Segue-se, três dias mais tarde, uma proposta invulgar, o duo de pianistas formado por Wayne Horvitz e Robin Holcomb.
Wayne Horvitz tem uma carreira vasta como compositor, líder de vários grupos e também "sideman" de alguns dos nomes mais sonantes da primeira linha do jazz nas últimas duas décadas.
Robin Holcomb, pianista, compositora e cantora, tem também uma carreira ampla e de alto perfil noutra frente musical, uma vez que a sua música reflecte influências do rock, da "country music" e de todo o universo da música popular norte-americana.

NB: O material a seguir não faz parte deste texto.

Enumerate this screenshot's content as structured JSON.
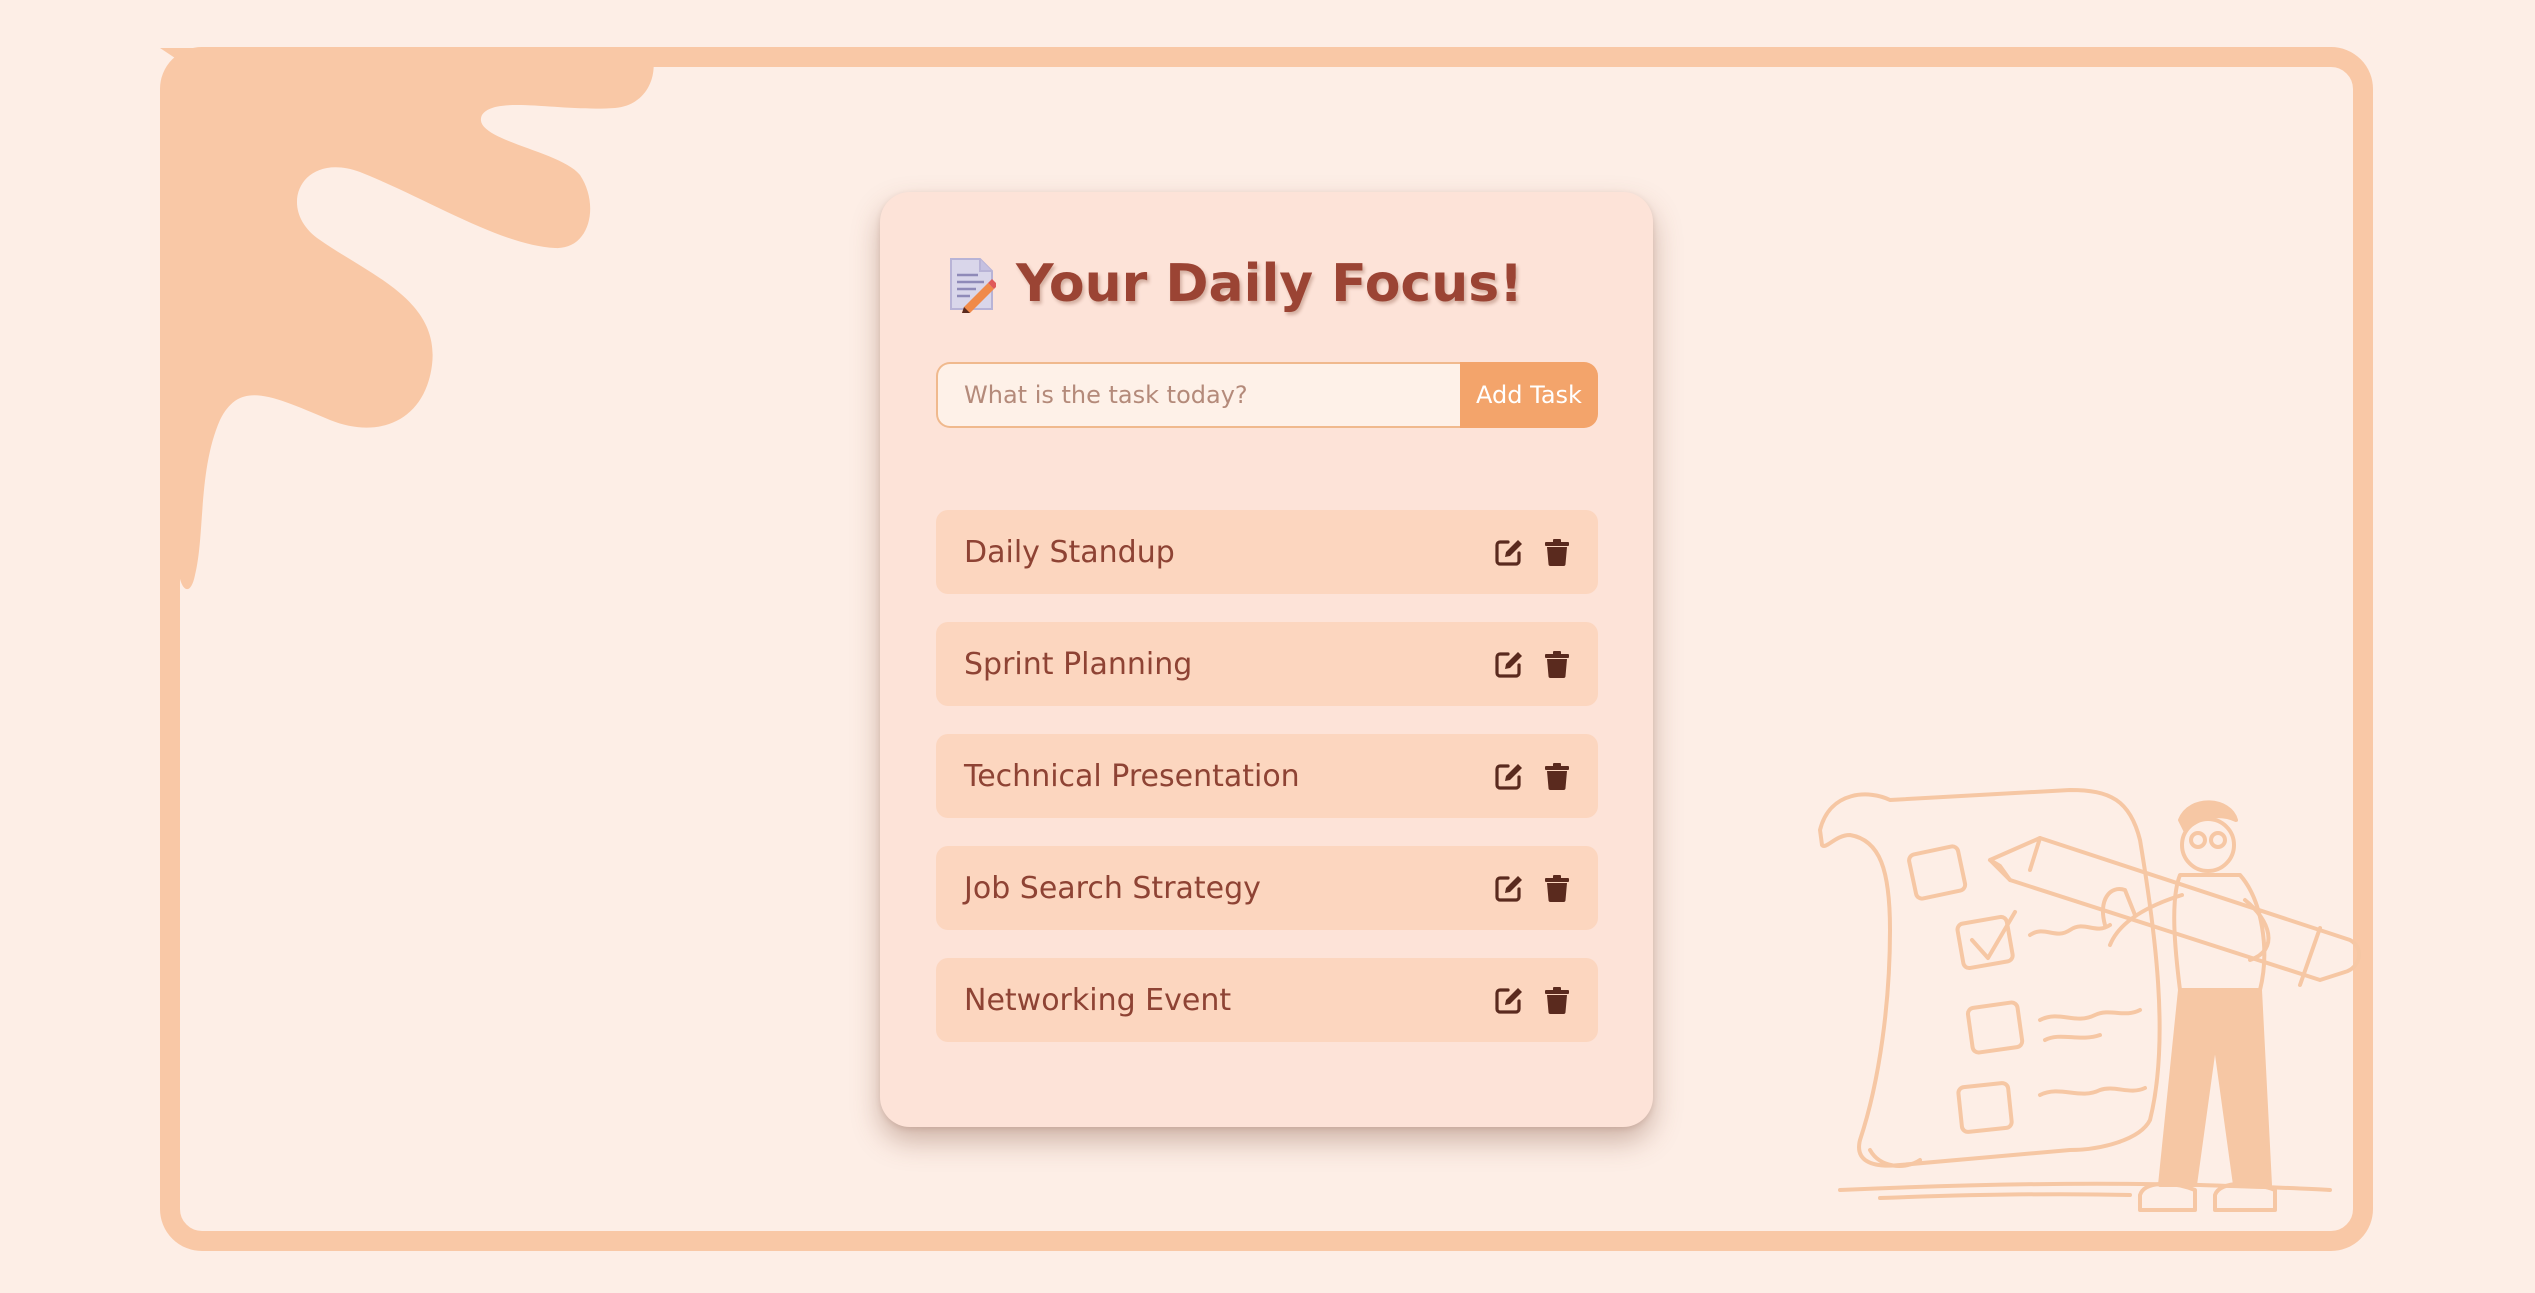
{
  "header": {
    "icon": "memo-icon",
    "title": "Your Daily Focus!"
  },
  "task_form": {
    "input_value": "",
    "input_placeholder": "What is the task today?",
    "add_button_label": "Add Task"
  },
  "tasks": [
    {
      "label": "Daily Standup"
    },
    {
      "label": "Sprint Planning"
    },
    {
      "label": "Technical Presentation"
    },
    {
      "label": "Job Search Strategy"
    },
    {
      "label": "Networking Event"
    }
  ],
  "task_actions": [
    "edit-icon",
    "delete-icon"
  ],
  "colors": {
    "page_background": "#fdeee6",
    "frame": "#f9c8a6",
    "card": "#fde3d8",
    "task_row": "#fcd6bf",
    "accent": "#f3a46b",
    "title_text": "#9b4434",
    "task_text": "#8e4334",
    "icon": "#5a2a1e"
  }
}
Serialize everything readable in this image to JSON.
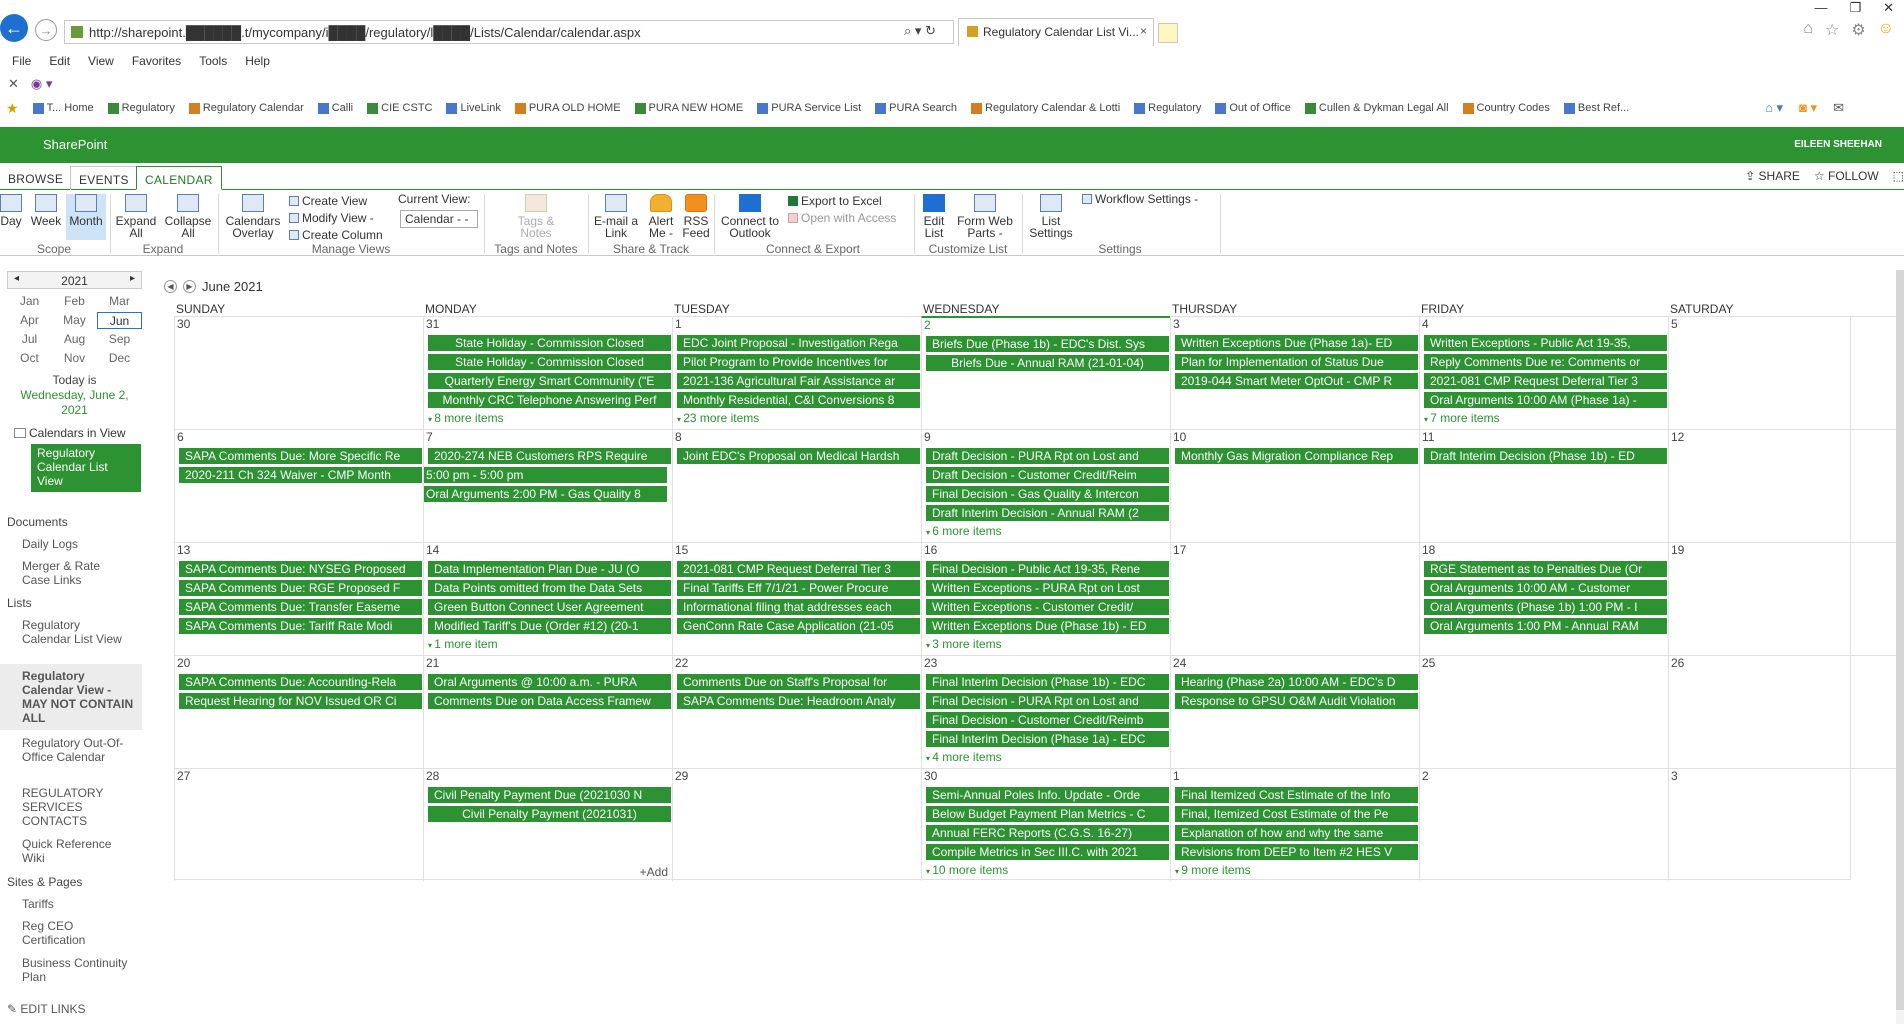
{
  "browser": {
    "url": "http://sharepoint.██████.t/mycompany/i████/regulatory/l████/Lists/Calendar/calendar.aspx",
    "tab_title": "Regulatory Calendar List Vi...",
    "menu": [
      "File",
      "Edit",
      "View",
      "Favorites",
      "Tools",
      "Help"
    ],
    "favorites": [
      "T... Home",
      "Regulatory",
      "Regulatory Calendar",
      "Calli",
      "CIE CSTC",
      "LiveLink",
      "PURA OLD HOME",
      "PURA NEW HOME",
      "PURA Service List",
      "PURA Search",
      "Regulatory Calendar & Lotti",
      "Regulatory",
      "Out of Office",
      "Cullen & Dykman Legal All",
      "Country Codes",
      "Best Ref..."
    ]
  },
  "suite": {
    "brand": "SharePoint",
    "user": "EILEEN SHEEHAN"
  },
  "ribbon": {
    "tabs": [
      "BROWSE",
      "EVENTS",
      "CALENDAR"
    ],
    "active_tab": "CALENDAR",
    "share": "SHARE",
    "follow": "FOLLOW",
    "scope": {
      "day": "Day",
      "week": "Week",
      "month": "Month",
      "label": "Scope"
    },
    "expand": {
      "expand_all": "Expand All",
      "collapse_all": "Collapse All",
      "label": "Expand"
    },
    "views": {
      "calendars_overlay": "Calendars Overlay",
      "create_view": "Create View",
      "modify_view": "Modify View -",
      "create_column": "Create Column",
      "current_view_label": "Current View:",
      "current_view": "Calendar - -",
      "label": "Manage Views"
    },
    "tags": {
      "tags_notes": "Tags & Notes",
      "label": "Tags and Notes"
    },
    "share_track": {
      "email_link": "E-mail a Link",
      "alert_me": "Alert Me -",
      "rss_feed": "RSS Feed",
      "label": "Share & Track"
    },
    "connect": {
      "connect_outlook": "Connect to Outlook",
      "export_excel": "Export to Excel",
      "open_access": "Open with Access",
      "label": "Connect & Export"
    },
    "customize": {
      "edit_list": "Edit List",
      "form_web_parts": "Form Web Parts -",
      "label": "Customize List"
    },
    "settings": {
      "list_settings": "List Settings",
      "workflow_settings": "Workflow Settings -",
      "label": "Settings"
    }
  },
  "datepicker": {
    "year": "2021",
    "months": [
      "Jan",
      "Feb",
      "Mar",
      "Apr",
      "May",
      "Jun",
      "Jul",
      "Aug",
      "Sep",
      "Oct",
      "Nov",
      "Dec"
    ],
    "selected_month": "Jun",
    "today_label": "Today is",
    "today_date": "Wednesday, June 2, 2021"
  },
  "calendars_in_view": {
    "label": "Calendars in View",
    "item": "Regulatory Calendar List View"
  },
  "leftnav": {
    "documents": "Documents",
    "daily_logs": "Daily Logs",
    "merger_rate": "Merger & Rate Case Links",
    "lists": "Lists",
    "reg_cal_list_view": "Regulatory Calendar List View",
    "reg_cal_view_selected": "Regulatory Calendar View - MAY NOT CONTAIN ALL",
    "reg_out_of_office": "Regulatory Out-Of-Office Calendar",
    "reg_services_contacts": "REGULATORY SERVICES CONTACTS",
    "quick_ref_wiki": "Quick Reference Wiki",
    "sites_pages": "Sites & Pages",
    "tariffs": "Tariffs",
    "reg_ceo_cert": "Reg CEO Certification",
    "business_continuity": "Business Continuity Plan",
    "edit_links": "EDIT LINKS"
  },
  "calendar": {
    "month_title": "June 2021",
    "weekdays": [
      "SUNDAY",
      "MONDAY",
      "TUESDAY",
      "WEDNESDAY",
      "THURSDAY",
      "FRIDAY",
      "SATURDAY"
    ],
    "add_label": "Add",
    "weeks": [
      [
        {
          "day": "30",
          "events": [],
          "more": ""
        },
        {
          "day": "31",
          "events": [
            "State Holiday - Commission Closed",
            "State Holiday - Commission Closed",
            "Quarterly Energy Smart Community (\"E",
            "Monthly CRC Telephone Answering Perf"
          ],
          "more": "8 more items"
        },
        {
          "day": "1",
          "events": [
            "EDC Joint Proposal - Investigation Rega",
            "Pilot Program to Provide Incentives for",
            "2021-136 Agricultural Fair Assistance ar",
            "Monthly Residential, C&I Conversions 8"
          ],
          "more": "23 more items"
        },
        {
          "day": "2",
          "events": [
            "Briefs Due (Phase 1b) - EDC's Dist. Sys",
            "Briefs Due - Annual RAM (21-01-04)"
          ],
          "more": ""
        },
        {
          "day": "3",
          "events": [
            "Written Exceptions Due (Phase 1a)- ED",
            "Plan for Implementation of Status Due",
            "2019-044 Smart Meter OptOut - CMP R"
          ],
          "more": ""
        },
        {
          "day": "4",
          "events": [
            "Written Exceptions - Public Act 19-35,",
            "Reply Comments Due re: Comments or",
            "2021-081 CMP Request Deferral Tier 3",
            "Oral Arguments 10:00 AM (Phase 1a) -"
          ],
          "more": "7 more items"
        },
        {
          "day": "5",
          "events": [],
          "more": ""
        }
      ],
      [
        {
          "day": "6",
          "events": [
            "SAPA Comments Due: More Specific Re",
            "2020-211 Ch 324 Waiver - CMP Month"
          ],
          "more": ""
        },
        {
          "day": "7",
          "events": [
            "2020-274 NEB Customers RPS Require",
            "5:00 pm - 5:00 pm",
            "Oral Arguments 2:00 PM - Gas Quality 8"
          ],
          "more": ""
        },
        {
          "day": "8",
          "events": [
            "Joint EDC's Proposal on Medical Hardsh"
          ],
          "more": ""
        },
        {
          "day": "9",
          "events": [
            "Draft Decision - PURA Rpt on Lost and",
            "Draft Decision - Customer Credit/Reim",
            "Final Decision - Gas Quality & Intercon",
            "Draft Interim Decision - Annual RAM (2"
          ],
          "more": "6 more items"
        },
        {
          "day": "10",
          "events": [
            "Monthly Gas Migration Compliance Rep"
          ],
          "more": ""
        },
        {
          "day": "11",
          "events": [
            "Draft Interim Decision (Phase 1b) - ED"
          ],
          "more": ""
        },
        {
          "day": "12",
          "events": [],
          "more": ""
        }
      ],
      [
        {
          "day": "13",
          "events": [
            "SAPA Comments Due: NYSEG Proposed",
            "SAPA Comments Due: RGE Proposed F",
            "SAPA Comments Due: Transfer Easeme",
            "SAPA Comments Due: Tariff Rate Modi"
          ],
          "more": ""
        },
        {
          "day": "14",
          "events": [
            "Data Implementation Plan Due - JU (O",
            "Data Points omitted from the Data Sets",
            "Green Button Connect User Agreement",
            "Modified Tariff's Due (Order #12) (20-1"
          ],
          "more": "1 more item"
        },
        {
          "day": "15",
          "events": [
            "2021-081 CMP Request Deferral Tier 3",
            "Final Tariffs Eff 7/1/21 - Power Procure",
            "Informational filing that addresses each",
            "GenConn Rate Case Application (21-05"
          ],
          "more": ""
        },
        {
          "day": "16",
          "events": [
            "Final Decision - Public Act 19-35, Rene",
            "Written Exceptions - PURA Rpt on Lost",
            "Written Exceptions - Customer Credit/",
            "Written Exceptions Due (Phase 1b) - ED"
          ],
          "more": "3 more items"
        },
        {
          "day": "17",
          "events": [],
          "more": ""
        },
        {
          "day": "18",
          "events": [
            "RGE Statement as to Penalties Due (Or",
            "Oral Arguments 10:00 AM - Customer",
            "Oral Arguments (Phase 1b) 1:00 PM - I",
            "Oral Arguments 1:00 PM - Annual RAM"
          ],
          "more": ""
        },
        {
          "day": "19",
          "events": [],
          "more": ""
        }
      ],
      [
        {
          "day": "20",
          "events": [
            "SAPA Comments Due: Accounting-Rela",
            "Request Hearing for NOV Issued OR Ci"
          ],
          "more": ""
        },
        {
          "day": "21",
          "events": [
            "Oral Arguments @ 10:00 a.m. - PURA",
            "Comments Due on Data Access Framew"
          ],
          "more": ""
        },
        {
          "day": "22",
          "events": [
            "Comments Due on Staff's Proposal for",
            "SAPA Comments Due: Headroom Analy"
          ],
          "more": ""
        },
        {
          "day": "23",
          "events": [
            "Final Interim Decision (Phase 1b) - EDC",
            "Final Decision - PURA Rpt on Lost and",
            "Final Decision - Customer Credit/Reimb",
            "Final Interim Decision (Phase 1a) - EDC"
          ],
          "more": "4 more items"
        },
        {
          "day": "24",
          "events": [
            "Hearing (Phase 2a) 10:00 AM - EDC's D",
            "Response to GPSU O&M Audit Violation"
          ],
          "more": ""
        },
        {
          "day": "25",
          "events": [],
          "more": ""
        },
        {
          "day": "26",
          "events": [],
          "more": ""
        }
      ],
      [
        {
          "day": "27",
          "events": [],
          "more": ""
        },
        {
          "day": "28",
          "events": [
            "Civil Penalty Payment Due (2021030 N",
            "Civil Penalty Payment (2021031)"
          ],
          "more": ""
        },
        {
          "day": "29",
          "events": [],
          "more": ""
        },
        {
          "day": "30",
          "events": [
            "Semi-Annual Poles Info. Update - Orde",
            "Below Budget Payment Plan Metrics - C",
            "Annual FERC Reports (C.G.S. 16-27)",
            "Compile Metrics in Sec III.C. with 2021"
          ],
          "more": "10 more items"
        },
        {
          "day": "1",
          "events": [
            "Final Itemized Cost Estimate of the Info",
            "Final, Itemized Cost Estimate of the Pe",
            "Explanation of how and why the same",
            "Revisions from DEEP to Item #2 HES V"
          ],
          "more": "9 more items"
        },
        {
          "day": "2",
          "events": [],
          "more": ""
        },
        {
          "day": "3",
          "events": [],
          "more": ""
        }
      ]
    ]
  }
}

Dia 15, o saxofonista norte-americano James Carter, que domina todo o tipo de saxofones, desde o contrabaixo até ao sopranino, apresenta-se no Rivoli, com outra formação invulgar, já que é constituída por órgão (Gerard Gibbs) e bateria (Leonard King).
O quarto e quinto concertos do programa são dedicados a nomes nacionais, com o Quinteto de Mário Santos a apresentar no Rivoli o projecto "Bloco-Notas", que é a encomenda deste 15º Festival de Jazz do Porto.
Segue-se, no dia seguinte, o quinteto de Maria João (voz) e Mário Laginha (piano), que mostrará o seu último disco, intitulado "Tralha".
O sexto concerto traz ao Porto, a 3 de Novembro, o trio do pianista norueguês Tord Gustavsen, nome da primeira linha do jazz nórdico, com Harald Johnsen no contrabaixo e Jarle Vespestad na bateria.
O concerto de encerramento, a 5 de Novembro, está a cargo do quarteto do saxofonista e flautista britânico Tony Kofi, que mostrará no Porto o seu projecto mais recente, dedicado a fazer reviver a música de Thelonious Monk, pianista e compositor com uma influência decisiva na evolução do jazz nas últimas seis décadas.